Ok, I understand from a community vs paid version why you initially set the MFA options in the community version to not allowed to be forced on. However, in today’s world where 2FA is the next layer of security for everything it doesn’t make sense not to allow admins on the community version not to enforce it.
Just think of it this way, if any company decided to not pay for Passbolt because the CFO and CEO are too cheap, and some hacker manages to gain access to their passwords lists it could look very bad in the consumer’s eye. The best thing to do would either provide MFA/Duo with the enforcement option in the community version or remove it all together and only provide it as an option in the paid version.
Hello @3GLighting,
Thanks for sharing your valuable feedback.
if any company decided to not pay for Passbolt because the CFO and CEO are too cheap, and some hacker manages to gain access to their passwords lists it could look very bad in the consumer’s eye
I have to say that Passbolt is already MFA by default, because you have to provide the recovery kit which is the private key and you have to know the passphrase associated to it. It means that you have the knowledge factor which is the passphrase and you have the possession factor which is the private key.
On top of that, we’ve implemented MFA e.g. with TOTP, YubiKey or DUO as you were mentioning, currently in the PRO version with MFA Policy we give the choices to administrator to prompt their users in order for them to configure MFA. However, we are not enforcing it. Users are still able to opt-out but they will be reminded every time they logging in.
A potential workaround would be for the administrators running Passbolt CE to monitor that their users enabled MFA from the Users workspace. It could also be an internal policy.
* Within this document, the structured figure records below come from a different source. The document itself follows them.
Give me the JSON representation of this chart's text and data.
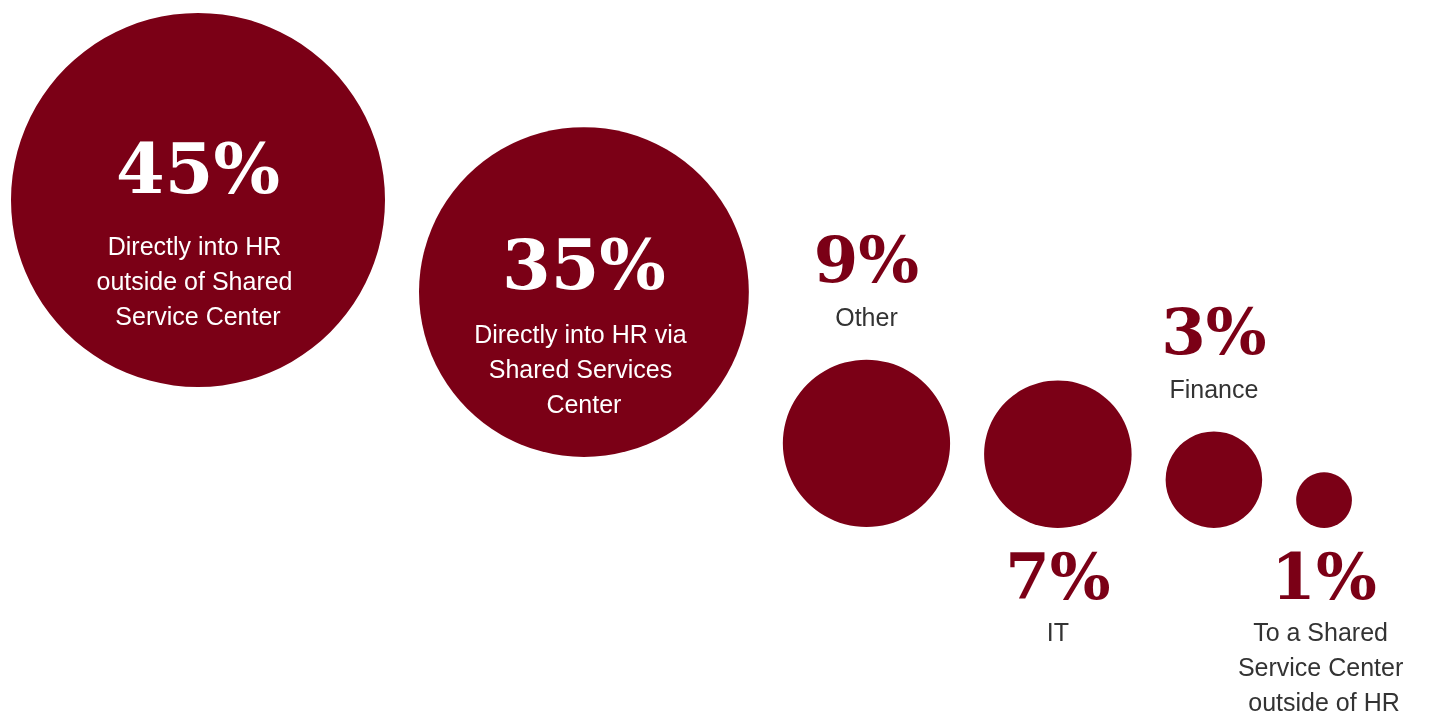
{
  "chart_data": {
    "type": "other",
    "categories": [
      "Directly into HR outside of Shared Service Center",
      "Directly into HR via Shared Services Center",
      "Other",
      "IT",
      "Finance",
      "To a Shared Service Center outside of HR"
    ],
    "values": [
      45,
      35,
      9,
      7,
      3,
      1
    ],
    "value_labels": [
      "45%",
      "35%",
      "9%",
      "7%",
      "3%",
      "1%"
    ],
    "color": "#7b0016"
  }
}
As of July 1st MS will be enforcing MFA on their 365 to all clients. I am sure you will see other vendors doing the same. Here as our office if an employee decides they won’t want to use MFA to get their 365 emails, then all they get is internal company email access nothing external since a lot of Systems Admins don’t know how to manage their 365 limiting the risk access from the outside it makes sense why MS wants to enforce.
And maybe I was also using a too strong of word I meant ideally prompt users to start using but make so they continue to be prompted that they bug the Systems Admin who reminds them why it’s important to have it.